Defensive operations phase
The objective of this phase was an all-out confrontation with various jihadi detachments, characterized by sustained direct contact by U.S. forces and Iraqi police units. This phase included defining areas of confrontation with jihadis, confining and isolating these areas, constructing camps and control points in these areas and setting up ambushes along routes frequented by jihadis.
Using military and control points, U.S. and Iraqi forces launched search and
interception operations. The size of the search operations in Iraqi cities was
unprecedented. Consequently hundreds of jihadis were detained in a matter of weeks and a significant number of arms caches were uncovered.
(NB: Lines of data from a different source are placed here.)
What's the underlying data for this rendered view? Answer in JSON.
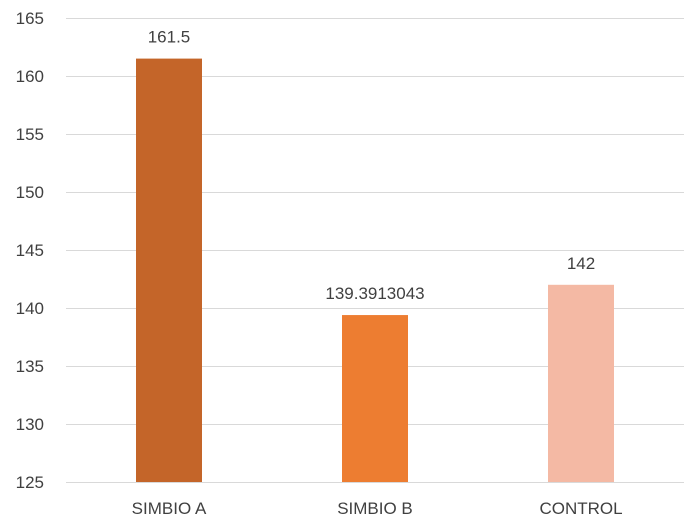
{
  "chart_data": {
    "type": "bar",
    "categories": [
      "SIMBIO A",
      "SIMBIO B",
      "CONTROL"
    ],
    "values": [
      161.5,
      139.3913043,
      142
    ],
    "data_labels": [
      "161.5",
      "139.3913043",
      "142"
    ],
    "colors": [
      "#c46529",
      "#ed7d31",
      "#f4b9a4"
    ],
    "title": "",
    "xlabel": "",
    "ylabel": "",
    "ylim": [
      125,
      165
    ],
    "yticks": [
      125,
      130,
      135,
      140,
      145,
      150,
      155,
      160,
      165
    ],
    "ytick_labels": [
      "125",
      "130",
      "135",
      "140",
      "145",
      "150",
      "155",
      "160",
      "165"
    ],
    "grid": true,
    "legend": "none"
  }
}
Finally, the U.S. military command inflicted serious damage to the morale of the jihadis by turning its military personnel loose on the cities and villages of Iraq, bombing at leisure any target they deemed hostile.
In a related subject, another jihadi website calls upon the leaders of different jihadi detachments to unite in order to recover from U.S. and Iraqi military operations (iraqfront.com, December 26, 2007). The writer, using the alias “Jabhat al-Iraq” (Iraqi Front), says: “Dare I say that we, in the turmoil of the war, concentrated on attacking the enemy and forgot to strengthen our lines of defense against penetrations which led to contentions among us. We must unite all jihadi groups under one jihadi project.” Jabhat al-Iraq reminds jihadis how Baghdadis defeated Persian besiegers in 1732 without any help from the Ottoman Empire by uniting ranks and improving the training of their troops.
The call to unite all Iraqi jihadis may have a short-term positive effect on some Sunni insurgency groups with mutual religious, social or political inclinations, such as the Iraqi Sunni tribes and former Baathists. On the other hand, the Salafi-Jihadi extremists of al-Qaeda are unlikely to practice the religious tolerance needed to form a long-term Coalition with moderate Muslim tribesmen, much less with the despised Baathists.